How Long Does Reexamination Take?

Scott Daniels | November 21, 2011

A critical issue in cases with parallel District Court infringement actions and PTO reexaminations is whether the court will stay its proceeding pending completion of the reexamination.  A court’s ruling on whether to stay often turns on how long it expects the reexamination to last.  A judge is quite likely to stay a case when he or she expects a short reexamination, but is  just as likely to deny a stay when a long reexamination is anticipated. 

The PTO keeps statistics on the average length of reexaminations, and those statistics are routinely cited by patentees and accused infringers alike, as support for their respective positions.  But there is no “average” reexamination and the length of pendency varies widely.  Two PTO Board reexamination decisions from last week illustrate the point.  Both reexaminations were inter partes and both resulted in cancelation of the claims at issue.  Yet one lasted two years and eight months (95/000,444), and the other, six years and five months (95/000,099).  Moreover, there is at least anecdotal evidence that the PTO is now handling reexaminations a good deal more expeditiously than its historical data would suggest.

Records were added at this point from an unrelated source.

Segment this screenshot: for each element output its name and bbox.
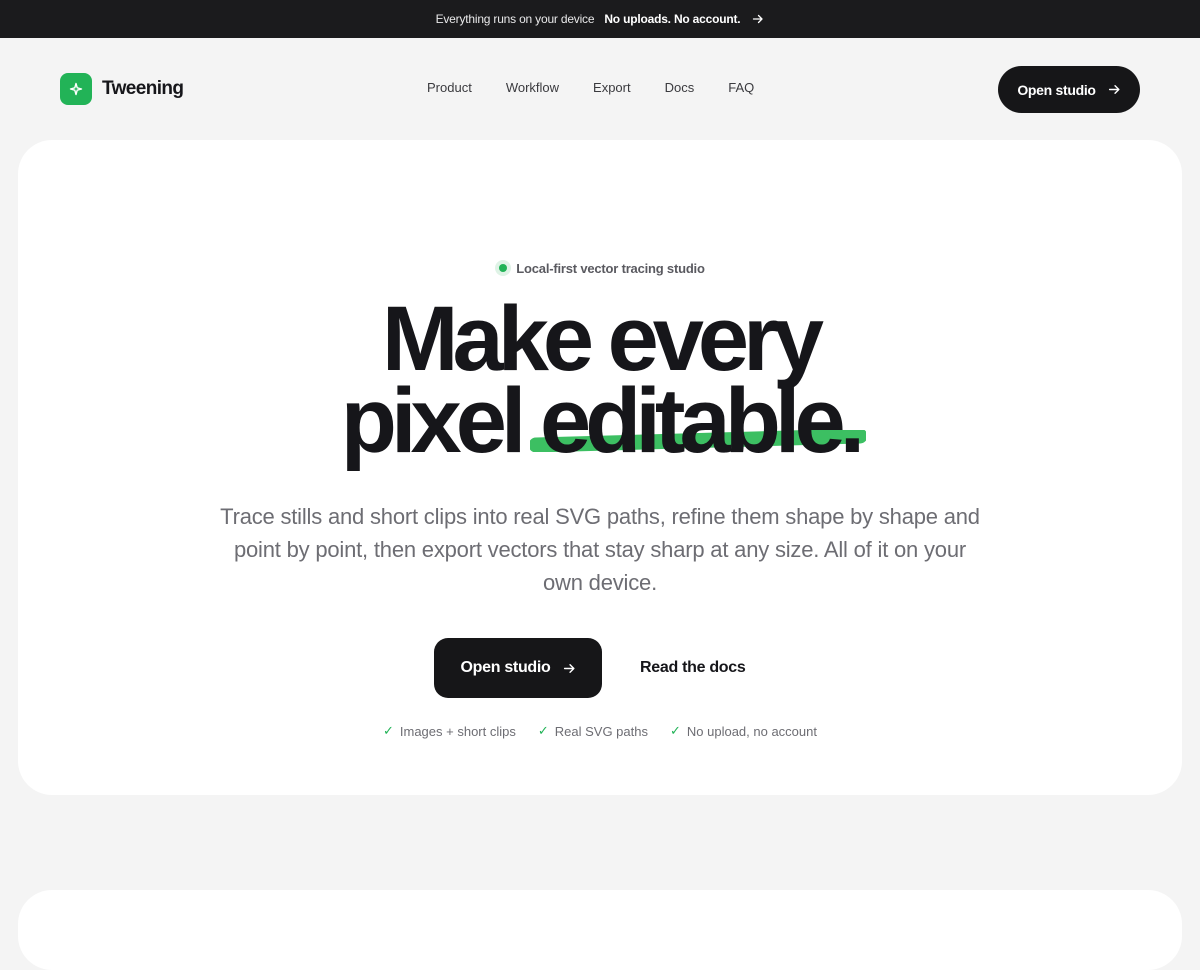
announcement-highlight: No uploads. No account.	[604, 12, 741, 26]
feature-item: ✓ Real SVG paths	[538, 723, 648, 739]
brand-name: Tweening	[102, 78, 184, 99]
arrow-right-icon	[1108, 83, 1121, 96]
headline-line-2: pixel editable.	[18, 375, 1182, 467]
headline-plain-word: pixel	[340, 370, 527, 472]
hero-badge: Local-first vector tracing studio	[18, 260, 1182, 276]
nav-item-export[interactable]: Export	[593, 80, 631, 95]
feature-label: Real SVG paths	[554, 723, 648, 739]
hero-open-studio-button[interactable]: Open studio	[434, 638, 602, 698]
nav-item-docs[interactable]: Docs	[665, 80, 695, 95]
headline-accent-word: editable.	[530, 375, 866, 467]
arrow-right-icon	[563, 662, 576, 675]
headline-accent-text: editable.	[540, 370, 865, 472]
nav-item-faq[interactable]: FAQ	[728, 80, 754, 95]
next-section-card	[18, 890, 1182, 970]
announcement-text: Everything runs on your device	[435, 12, 595, 26]
feature-label: Images + short clips	[399, 723, 516, 739]
hero-badge-text: Local-first vector tracing studio	[516, 260, 705, 276]
feature-item: ✓ No upload, no account	[670, 723, 817, 739]
hero-cta-label: Open studio	[460, 659, 551, 676]
header-cta-label: Open studio	[1017, 81, 1096, 98]
hero-section: Local-first vector tracing studio Make e…	[18, 140, 1182, 795]
headline-line-1: Make every	[381, 288, 824, 390]
feature-list: ✓ Images + short clips ✓ Real SVG paths …	[18, 723, 1182, 739]
check-icon: ✓	[382, 723, 394, 738]
site-header: Tweening Product Workflow Export Docs FA…	[0, 38, 1200, 140]
arrow-right-icon	[752, 13, 764, 25]
check-icon: ✓	[537, 723, 549, 738]
sparkle-icon	[60, 73, 92, 105]
hero-subtitle: Trace stills and short clips into real S…	[220, 504, 980, 595]
feature-item: ✓ Images + short clips	[383, 723, 516, 739]
header-open-studio-button[interactable]: Open studio	[998, 66, 1140, 113]
main-nav: Product Workflow Export Docs FAQ	[427, 80, 754, 95]
feature-label: No upload, no account	[686, 723, 817, 739]
brand-logo[interactable]: Tweening	[60, 73, 184, 105]
nav-item-product[interactable]: Product	[427, 80, 472, 95]
status-dot-icon	[495, 260, 512, 276]
hero-headline: Make every pixel editable.	[18, 288, 1182, 467]
read-docs-link[interactable]: Read the docs	[640, 638, 746, 698]
check-icon: ✓	[669, 723, 681, 738]
announcement-bar[interactable]: Everything runs on your device No upload…	[0, 0, 1200, 38]
nav-item-workflow[interactable]: Workflow	[506, 80, 559, 95]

This apparent distinction between the PTO’s statistics and individual reexaminations was the focus of a thoughtful stay opinion last week by Chief Judge Garrett Brown of the New Jersey District Court in LG Electronics v. Whirlpool.  Judge Brown had previously stayed the case at Whirlpool’s request pending completion of reexamination of the four patents-in-suit.  LG later sought reconsideration of the stay, arguing in part that Judge Brown’s initial expectation – that the reexaminations were moving quickly and that a final determination is imminent – was mistaken.

But Judge Brown was not buying: “LG would have the Court ignore what has actually taken place and substitute statistical evidence of the average pendency of inter partes reexamination.” He acknowledged LG’s assertion “that the entire reexamination process, including all appeals, is statistically likely to take as long as four years.  Statistical evidence is clearly unconvincing in the face of an actual timeline” (emphasis added).  In fact, the reexaminations proceeded much faster than would be expected from the statistics.  “[T]hree of the four reexaminations have rendered actions closing prosecution and have issued right of appeal notices in under 12 months, far short of LG’s 36 month prediction.” 

Judge Brown is not alone is his skepticism of the pendency statistics.  Many judges, who have issued stays, have also limited the period of the stay so that they revisit the stay decision if the reexaminations linger on.  Conversely, many judges, who have initially issued denials seem to be quite willing to reconsider those denials when the parallel reexamination moves more quickly than expected.  For litigants the message is to argue the particulars of the case at hand, rather than to rely solely on the PTO’s data.